Doch es gibt ein schlagkräftiges Argument gegen den Befund, dass die Grünen neben den übermächtigen Türkisen untergehen: die Umfragen. Da mögen in den links-liberalen Zirkeln Wiens noch so viele über die knieweichen Neo-Regenten schimpfen – am Stimmungsbarometer der Demoskopen lässt sich das nicht ablesen. Fünf Monate nach dem Einstieg in die Koalition liegen Werner Kogler und Co laut diversen Erhebungen mit 16 bis 17 Prozent deutlich über dem Wahlergebnis von 13,9 Prozent von Ende September.

Zum Verlieren verdammt

Die Grünen fallen damit doppelt aus der Norm. Erstens sind Juniorpartner in Regierungen, wie eine europaweite Untersuchung zeigt, besonders häufig zum Verlieren verdammt – unter anderem aus jenen Gründen, die sich nun auch hierzulande zu zeigen schienen. Die Nummer zwei einer Koalition hat geringere Verhandlungsmacht, um Anliegen durchzusetzen. Gelingt doch einmal ein Erfolg, wird dieser oft dem Regierungschef gutgeschrieben.
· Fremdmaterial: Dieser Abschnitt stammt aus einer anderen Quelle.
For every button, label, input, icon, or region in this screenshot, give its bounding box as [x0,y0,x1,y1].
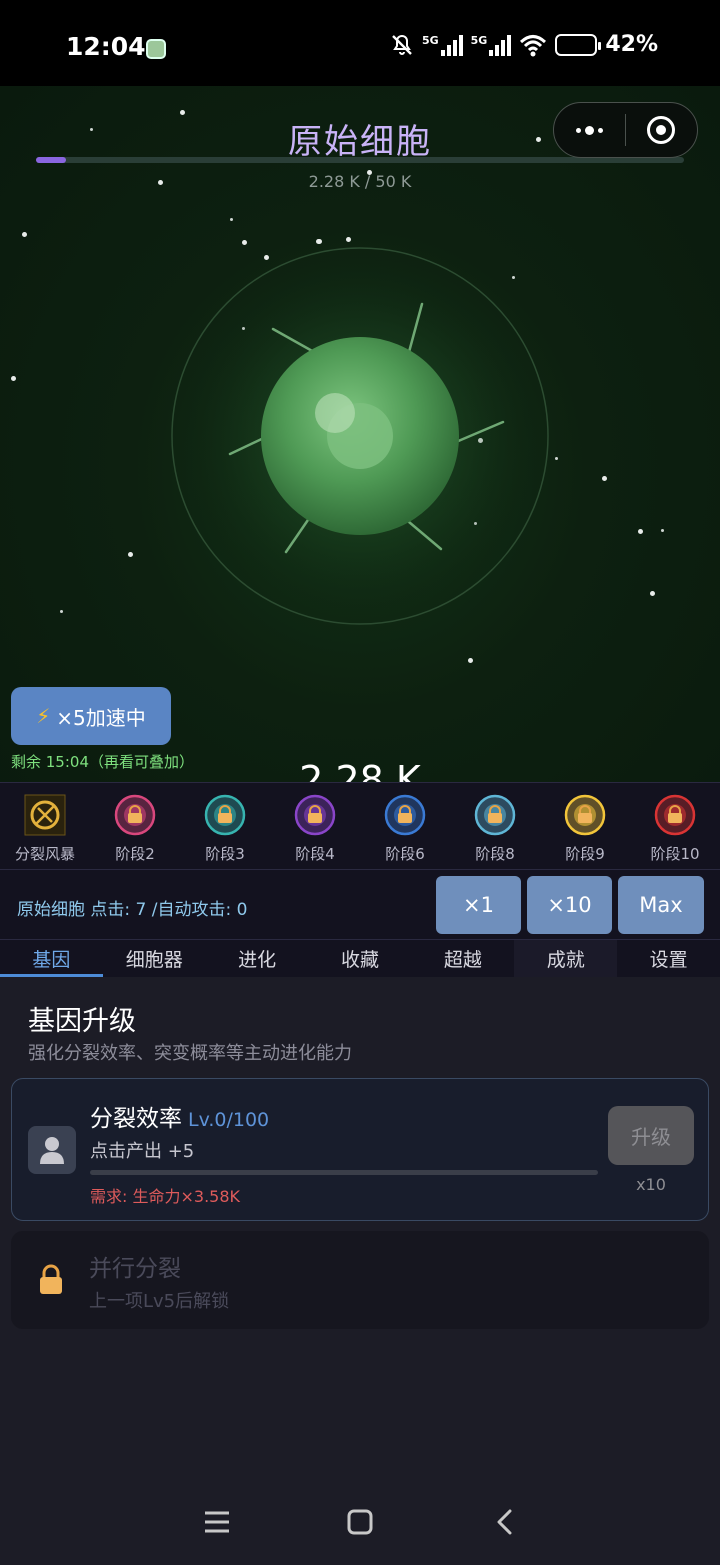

Zweitens ist der stabile Höhenflug im Österreich-Vergleich der letzten 20 Jahre fast beispiellos. Die FPÖ landete bei ihren drei Regierungsbeteiligungen in Umfragen nach fünf Monaten nie so deutlich über ihrem jeweiligen Wahlergebnis – oft lag sie darunter. Nur die ÖVP verbuchte zeitweise ein ähnlich solides Plus.

Das schwarze Hoch im Jahr 2009 unter dem neuen, noch unverbrauchten Obmann Josef Pröll legt eine Erklärungen für das aktuelle grüne Standing nahe. Auch damals hatte die Regierung schwere Zeiten zu bewältigen, auf den Bankencrash vom Herbst 2008 war eine tiefe Wirtschaftskrise gefolgt. Dass sich viele Bürger in solchen Situationen erst einmal den Machthabern zuwenden, sei ein auffälliges, wenn auch in den Ursachen wenig erforschtes Phänomen, sagt der Politologe Laurenz Ennser-Jedenastik. Dies gelte besonders im Fall einer Art Naturkatastrophe wie der Corona-Krise, für die eine Regierung schwerlich beschuldigt werden könne.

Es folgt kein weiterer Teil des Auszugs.